The expanded benefits program started in 2008, when the U.S. jobless rate was 5.6 percent, and at one point provided as many as 99 weeks of benefits for the long-term unemployed. At the end of 2013 the maximum was 73 weeks, including 26 weeks of state-funded benefits. The national jobless rate in November was 7 percent.
Democrats had proposed a three-month extension of the jobless benefits, costing $6.4 billion, as emergency aid without offsetting the cost.
Six Republicans joined Democrats to keep the bill alive in a procedural vote Jan. 7. All are insisting, as a condition of their support today, on adding language to pay for the added benefits with budgetary reductions elsewhere.
Democrats, who control 55 seats in the 100-member chamber, need the support of at least five Republicans to advance the proposal.

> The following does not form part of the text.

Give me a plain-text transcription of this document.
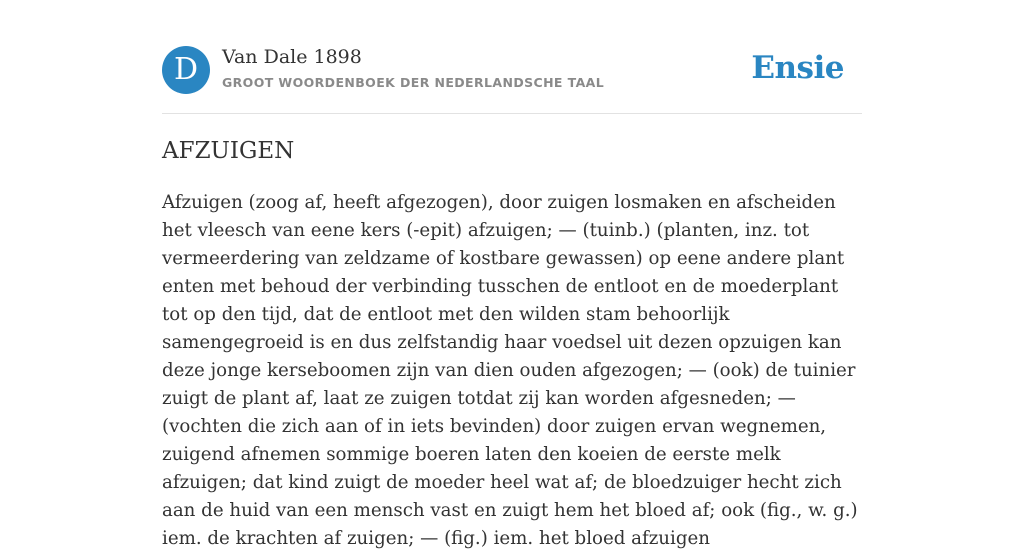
D	Van Dale 1898
GROOT WOORDENBOEK DER NEDERLANDSCHE TAAL	Ensie
AFZUIGEN

Afzuigen (zoog af, heeft afgezogen), door zuigen losmaken en afscheiden het vleesch van eene kers (-epit) afzuigen; — (tuinb.) (planten, inz. tot vermeerdering van zeldzame of kostbare gewassen) op eene andere plant enten met behoud der verbinding tusschen de entloot en de moederplant tot op den tijd, dat de entloot met den wilden stam behoorlijk samengegroeid is en dus zelfstandig haar voedsel uit dezen opzuigen kan deze jonge kerseboomen zijn van dien ouden afgezogen; — (ook) de tuinier zuigt de plant af, laat ze zuigen totdat zij kan worden afgesneden; — (vochten die zich aan of in iets bevinden) door zuigen ervan wegnemen, zuigend afnemen sommige boeren laten den koeien de eerste melk afzuigen; dat kind zuigt de moeder heel wat af; de bloedzuiger hecht zich aan de huid van een mensch vast en zuigt hem het bloed af; ook (fig., w. g.) iem. de krachten af zuigen; — (fig.) iem. het bloed afzuigen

Reid said last week he would be open to covering the cost of the unemployment benefits measure only if the extension was for almost a year instead of three months. On the Senate floor today, he said he remained optimistic that an agreement could be reached before today’s vote.
“I hope that’s possible, and we’re certainly trying,” Reid said.

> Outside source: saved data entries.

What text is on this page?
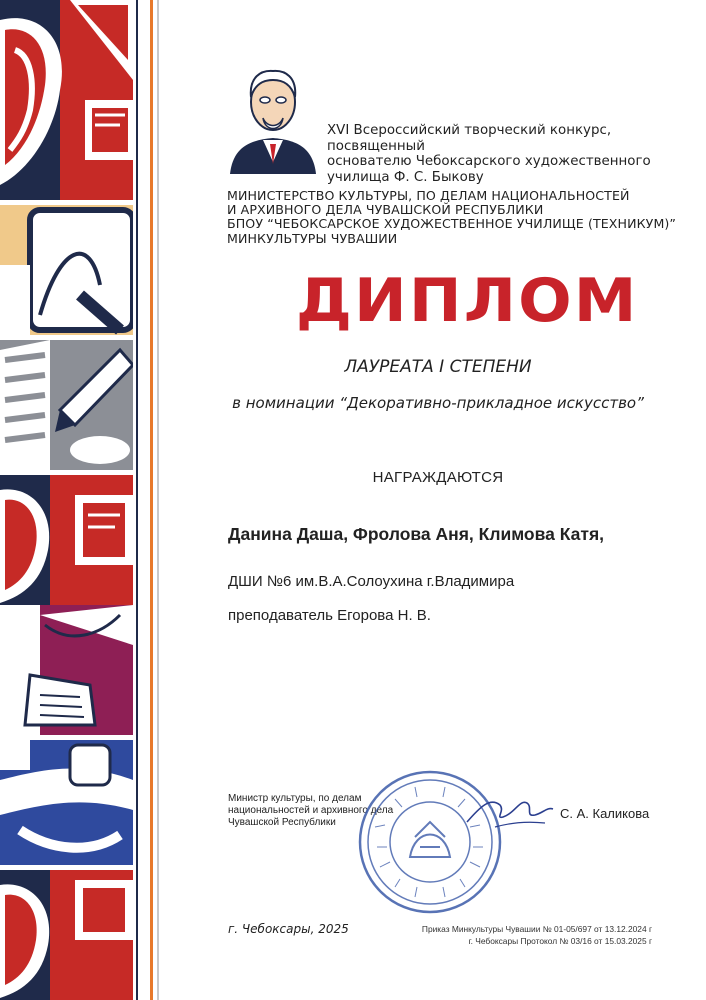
XVI Всероссийский творческий конкурс, посвященный
основателю Чебоксарского художественного
училища Ф. С. Быкову
МИНИСТЕРСТВО КУЛЬТУРЫ, ПО ДЕЛАМ НАЦИОНАЛЬНОСТЕЙ
И АРХИВНОГО ДЕЛА ЧУВАШСКОЙ РЕСПУБЛИКИ
БПОУ “ЧЕБОКСАРСКОЕ ХУДОЖЕСТВЕННОЕ УЧИЛИЩЕ (ТЕХНИКУМ)”
МИНКУЛЬТУРЫ ЧУВАШИИ
ДИПЛОМ
ЛАУРЕАТА I СТЕПЕНИ
в номинации “Декоративно-прикладное искусство”
НАГРАЖДАЮТСЯ
Данина Даша, Фролова Аня, Климова Катя,
ДШИ №6 им.В.А.Солоухина г.Владимира
преподаватель Егорова Н. В.
Министр культуры, по делам
национальностей и архивного дела
Чувашской Республики
С. А. Каликова
г. Чебоксары, 2025	Приказ Минкультуры Чувашии № 01-05/697 от 13.12.2024 г
г. Чебоксары Протокол № 03/16 от 15.03.2025 г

North Dakota Senator John Hoeven said today that he and other Republicans proposed to Reid a plan to extend the jobless benefits for three months with the cost fully covered.
“The disagreement is Republicans want to be able to vote on amendments,” which Reid won’t allow, Hoeven said at a Bloomberg Government breakfast. Hoeven said he hoped the Republicans’ “good-faith offer” would move the negotiations forward.

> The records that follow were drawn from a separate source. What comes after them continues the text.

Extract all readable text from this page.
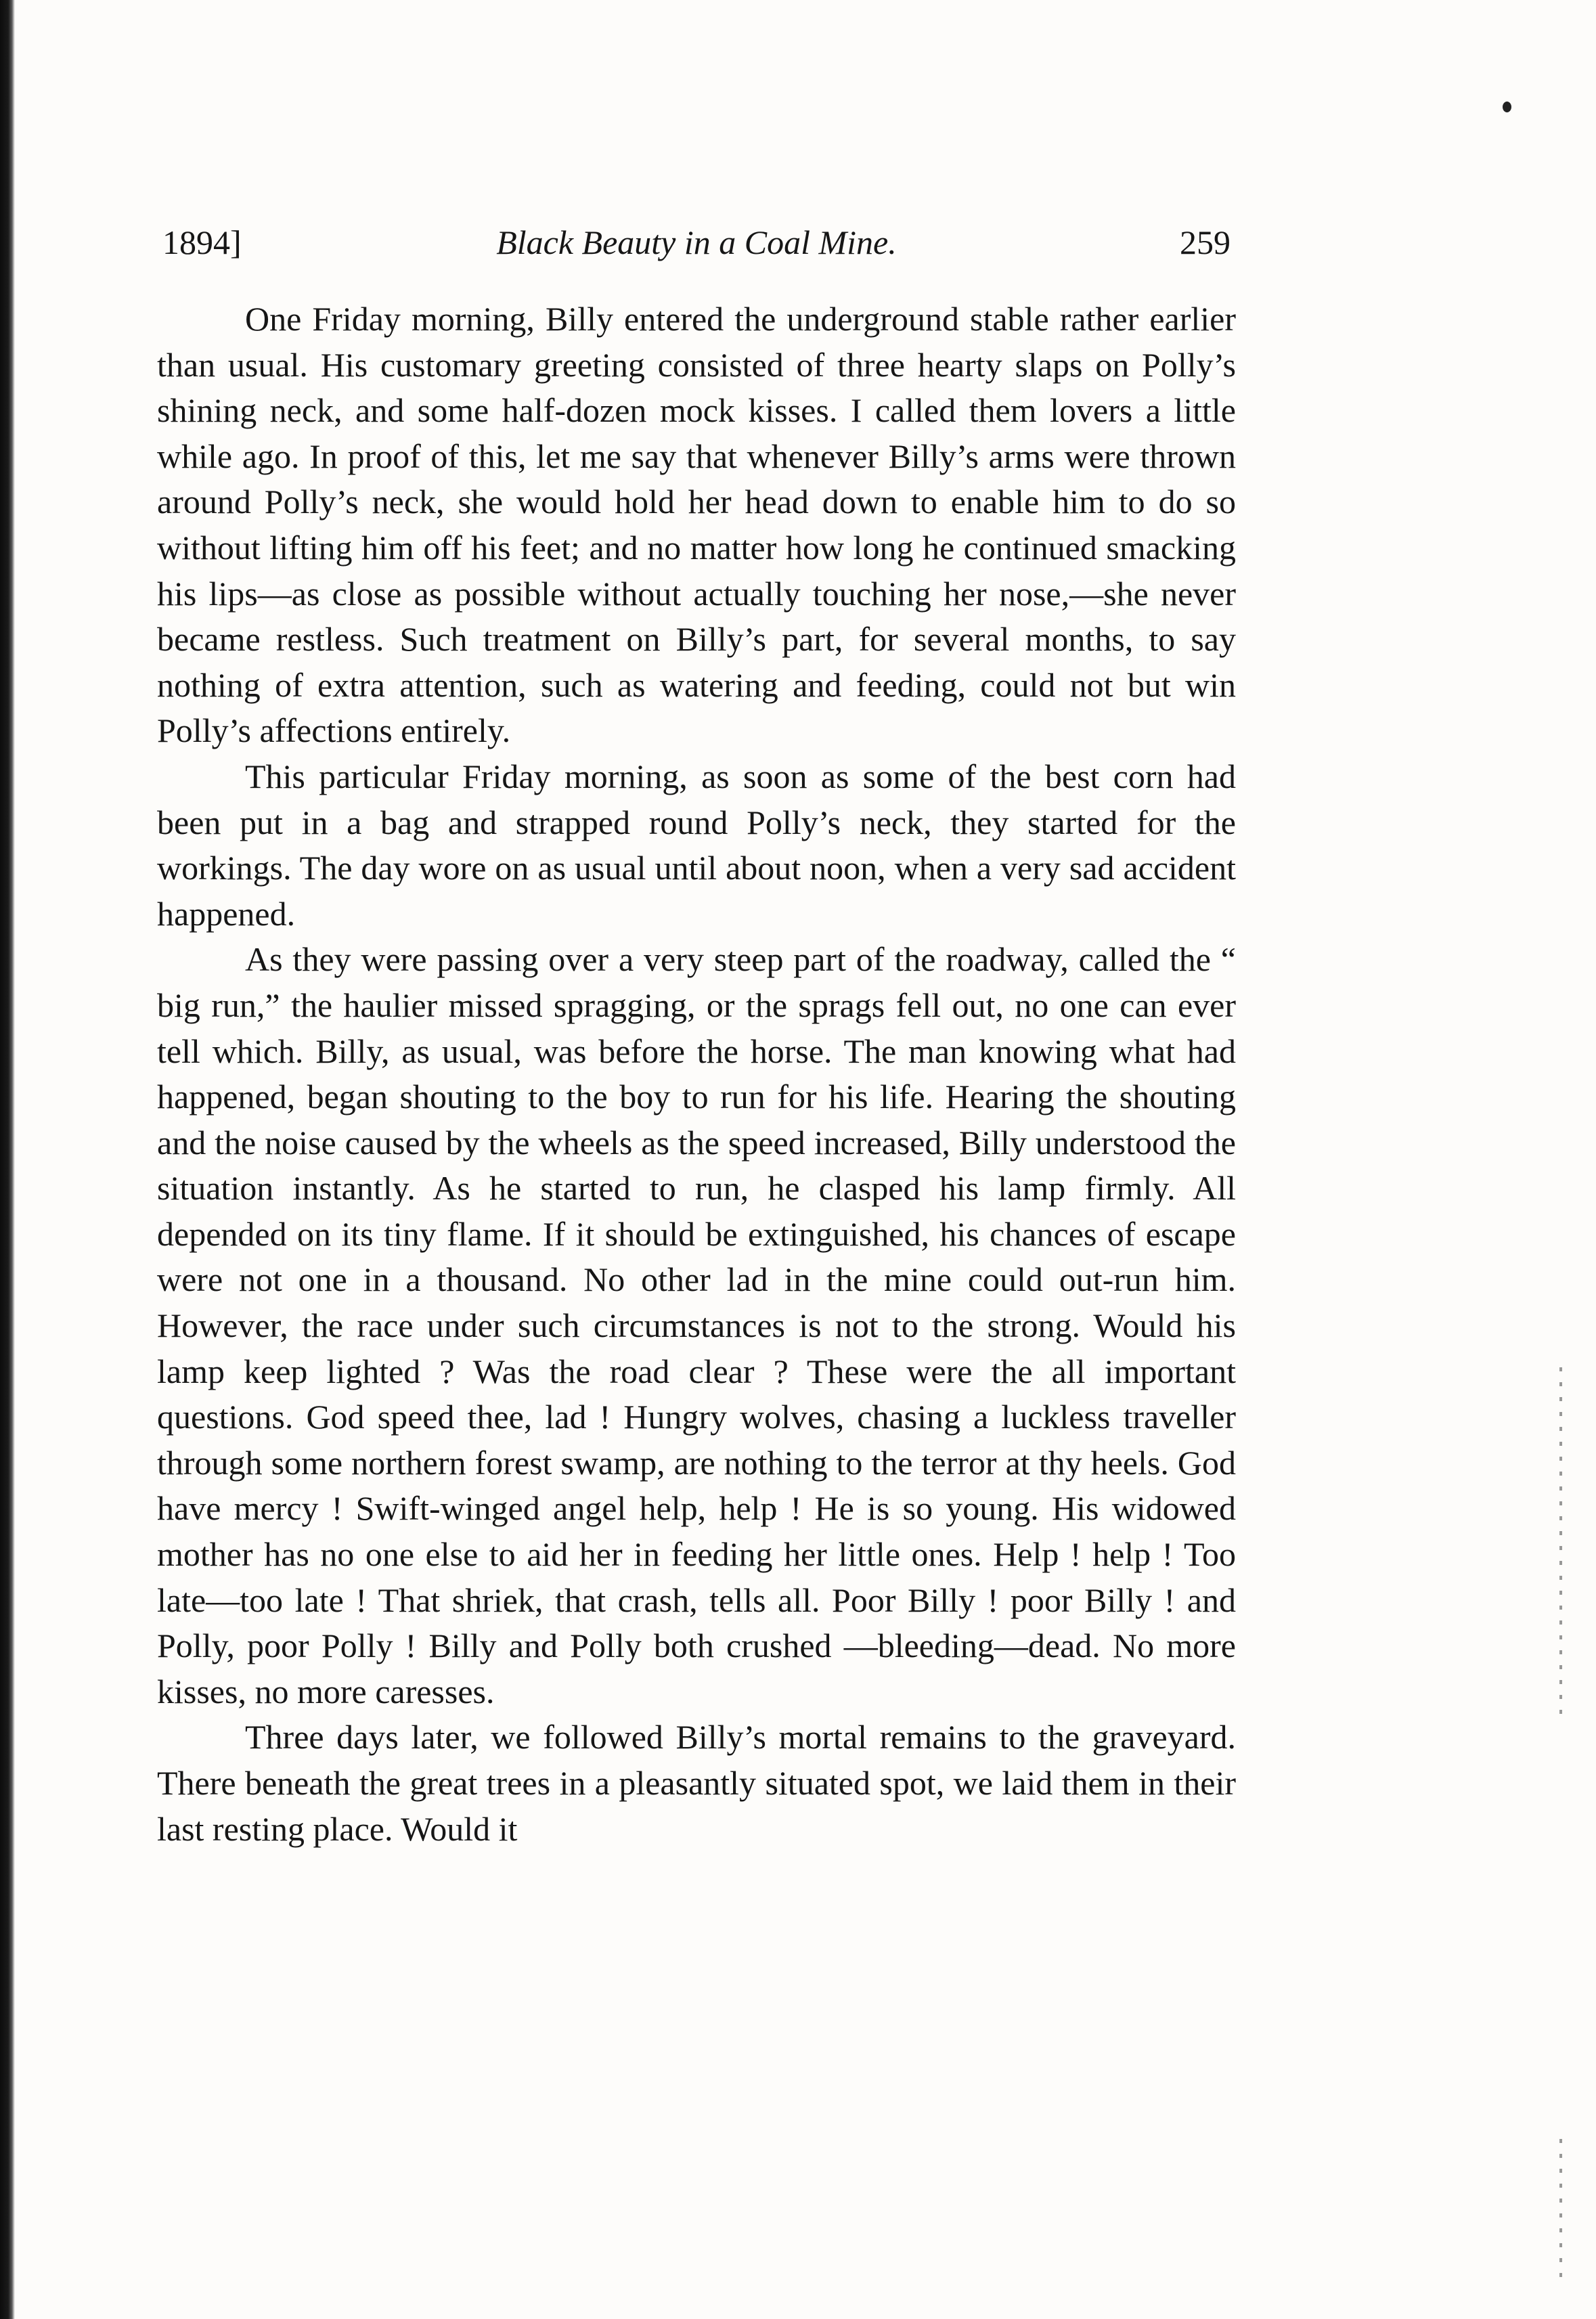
1894]	Black Beauty in a Coal Mine.	259

One Friday morning, Billy entered the underground stable rather earlier than usual. His customary greeting consisted of three hearty slaps on Polly’s shining neck, and some half-dozen mock kisses. I called them lovers a little while ago. In proof of this, let me say that whenever Billy’s arms were thrown around Polly’s neck, she would hold her head down to enable him to do so without lifting him off his feet; and no matter how long he continued smacking his lips—as close as possible without actually touching her nose,—she never became restless. Such treatment on Billy’s part, for several months, to say nothing of extra attention, such as watering and feeding, could not but win Polly’s affections entirely.

This particular Friday morning, as soon as some of the best corn had been put in a bag and strapped round Polly’s neck, they started for the workings. The day wore on as usual until about noon, when a very sad accident happened.

As they were passing over a very steep part of the roadway, called the “ big run,” the haulier missed spragging, or the sprags fell out, no one can ever tell which. Billy, as usual, was before the horse. The man knowing what had happened, began shouting to the boy to run for his life. Hearing the shouting and the noise caused by the wheels as the speed increased, Billy understood the situation instantly. As he started to run, he clasped his lamp firmly. All depended on its tiny flame. If it should be extinguished, his chances of escape were not one in a thousand. No other lad in the mine could out-run him. However, the race under such circumstances is not to the strong. Would his lamp keep lighted ? Was the road clear ? These were the all important questions. God speed thee, lad ! Hungry wolves, chasing a luckless traveller through some northern forest swamp, are nothing to the terror at thy heels. God have mercy ! Swift-winged angel help, help ! He is so young. His widowed mother has no one else to aid her in feeding her little ones. Help ! help ! Too late—too late ! That shriek, that crash, tells all. Poor Billy ! poor Billy ! and Polly, poor Polly ! Billy and Polly both crushed —bleeding—dead. No more kisses, no more caresses.

Three days later, we followed Billy’s mortal remains to the graveyard. There beneath the great trees in a pleasantly situated spot, we laid them in their last resting place. Would it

Talks imploded Jan. 9 when Reid proposed renewing the benefits through mid-November and covering the cost in part by adding a year to automatic federal spending cuts. Republicans called that a budget gimmick and complained that they weren’t being given a chance to offer amendments.
Another Republican who participated in the negotiations, Ohio Republican Rob Portman, said the latest proposal to Reid was based largely on Reid’s most recent offer.
Portman said he was committed to keeping the time frame to three months, though “there are people on both sides of the aisle who -- for political reasons -- would like to kick this beyond the elections.”
As part of their focus on income inequality, Democrats in the coming weeks will seek to raise the federal minimum wage and increase spending on infrastructure projects to create jobs.
House Speaker John Boehner, an Ohio Republican, has said his chamber will consider extended jobless benefits only if the cost is covered and if the measure includes job-creation provisions.
The emergency benefits have been renewed 11 times since President George W. Bush put them in place. All extended benefits are covered by federal dollars, while initial jobless insurance comes from federal, state and employer funds.